🤖 AI Summary
Existing methods struggle to precisely identify the internal mechanisms within large language models that support complex reasoning and fail to effectively model the sequential influence from internal components to final outputs. This work proposes the Integrated Policy Gradient (IPG) framework, which introduces— for the first time—the policy gradient concept from reinforcement learning into the interpretability research of large language models. By backpropagating composite signals such as reasoning outcomes and incorporating retrospective analysis of reasoning trajectories, IPG identifies and modulates neurons or modules that cumulatively contribute to long-range reasoning.

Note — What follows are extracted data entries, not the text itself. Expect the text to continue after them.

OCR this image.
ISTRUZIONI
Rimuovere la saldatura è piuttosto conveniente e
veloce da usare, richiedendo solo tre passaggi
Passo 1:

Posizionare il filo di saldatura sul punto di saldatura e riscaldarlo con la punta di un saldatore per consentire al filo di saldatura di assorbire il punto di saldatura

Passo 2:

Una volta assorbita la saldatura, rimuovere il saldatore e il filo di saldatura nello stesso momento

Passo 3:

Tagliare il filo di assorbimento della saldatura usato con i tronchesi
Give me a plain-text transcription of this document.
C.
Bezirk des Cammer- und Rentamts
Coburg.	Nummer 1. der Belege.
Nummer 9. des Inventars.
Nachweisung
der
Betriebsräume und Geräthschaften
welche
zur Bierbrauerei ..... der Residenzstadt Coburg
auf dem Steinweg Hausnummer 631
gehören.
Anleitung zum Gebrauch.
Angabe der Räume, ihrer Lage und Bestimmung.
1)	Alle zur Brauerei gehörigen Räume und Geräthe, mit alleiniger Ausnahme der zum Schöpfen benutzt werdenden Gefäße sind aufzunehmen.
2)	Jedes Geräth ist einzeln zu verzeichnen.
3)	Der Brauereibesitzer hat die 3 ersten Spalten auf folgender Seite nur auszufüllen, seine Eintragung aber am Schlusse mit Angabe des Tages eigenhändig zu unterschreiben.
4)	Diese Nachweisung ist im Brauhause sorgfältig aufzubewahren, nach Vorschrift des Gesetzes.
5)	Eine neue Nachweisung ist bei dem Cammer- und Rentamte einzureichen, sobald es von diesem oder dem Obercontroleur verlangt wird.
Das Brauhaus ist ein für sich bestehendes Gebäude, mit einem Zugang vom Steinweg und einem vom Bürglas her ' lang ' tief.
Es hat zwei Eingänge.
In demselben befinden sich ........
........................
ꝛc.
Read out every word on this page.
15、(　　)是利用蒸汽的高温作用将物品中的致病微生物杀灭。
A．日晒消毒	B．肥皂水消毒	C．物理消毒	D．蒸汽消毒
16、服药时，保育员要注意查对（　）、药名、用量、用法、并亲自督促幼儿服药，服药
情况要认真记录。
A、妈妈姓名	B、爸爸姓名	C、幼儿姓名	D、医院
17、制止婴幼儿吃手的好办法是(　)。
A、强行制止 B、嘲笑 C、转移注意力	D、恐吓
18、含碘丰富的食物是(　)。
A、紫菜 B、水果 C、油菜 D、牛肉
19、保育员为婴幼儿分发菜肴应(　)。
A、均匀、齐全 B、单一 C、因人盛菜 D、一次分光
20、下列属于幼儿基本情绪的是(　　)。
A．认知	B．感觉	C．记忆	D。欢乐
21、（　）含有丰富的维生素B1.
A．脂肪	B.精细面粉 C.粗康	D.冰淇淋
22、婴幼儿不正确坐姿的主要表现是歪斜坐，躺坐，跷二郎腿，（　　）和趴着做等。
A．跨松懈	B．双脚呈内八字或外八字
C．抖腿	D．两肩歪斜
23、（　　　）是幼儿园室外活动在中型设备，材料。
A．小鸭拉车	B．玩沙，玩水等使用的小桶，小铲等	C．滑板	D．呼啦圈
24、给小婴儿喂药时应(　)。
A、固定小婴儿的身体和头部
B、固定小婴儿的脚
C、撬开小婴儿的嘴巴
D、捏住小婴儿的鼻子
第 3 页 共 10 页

Experiments demonstrate that IPG achieves more accurate mechanistic localization across multiple reasoning models and effectively tunes both the capability and intensity of reasoning, thereby validating its efficacy and generalizability.
📝 Abstract
Large language models (LLMs) demonstrate strong reasoning abilities in solving complex real-world problems. Yet, the internal mechanisms driving these complex reasoning behaviors remain opaque. Existing interpretability approaches targeting reasoning either identify components (e.g., neurons) correlated with special textual patterns, or rely on human-annotated contrastive pairs to derive control vectors. Consequently, current methods struggle to precisely localize complex reasoning mechanisms or capture sequential influence from model internal workings to the reasoning outputs. In this paper, built on outcome-oriented and sequential-influence-aware principles, we focus on identifying components that have sequential contribution to reasoning behavior where outcomes are cumulated by long-range effects. We propose Integrated Policy Gradient (IPG), a novel framework that attributes reasoning behaviors to model's inner components by propagating compound outcome-based signals such as post reasoning accuracy backward through model inference trajectories. Empirical evaluations demonstrate that our approach achieves more precise localization and enables reliable modulation of reasoning behaviors (e.g., reasoning capability, reasoning strength) across diverse reasoning models.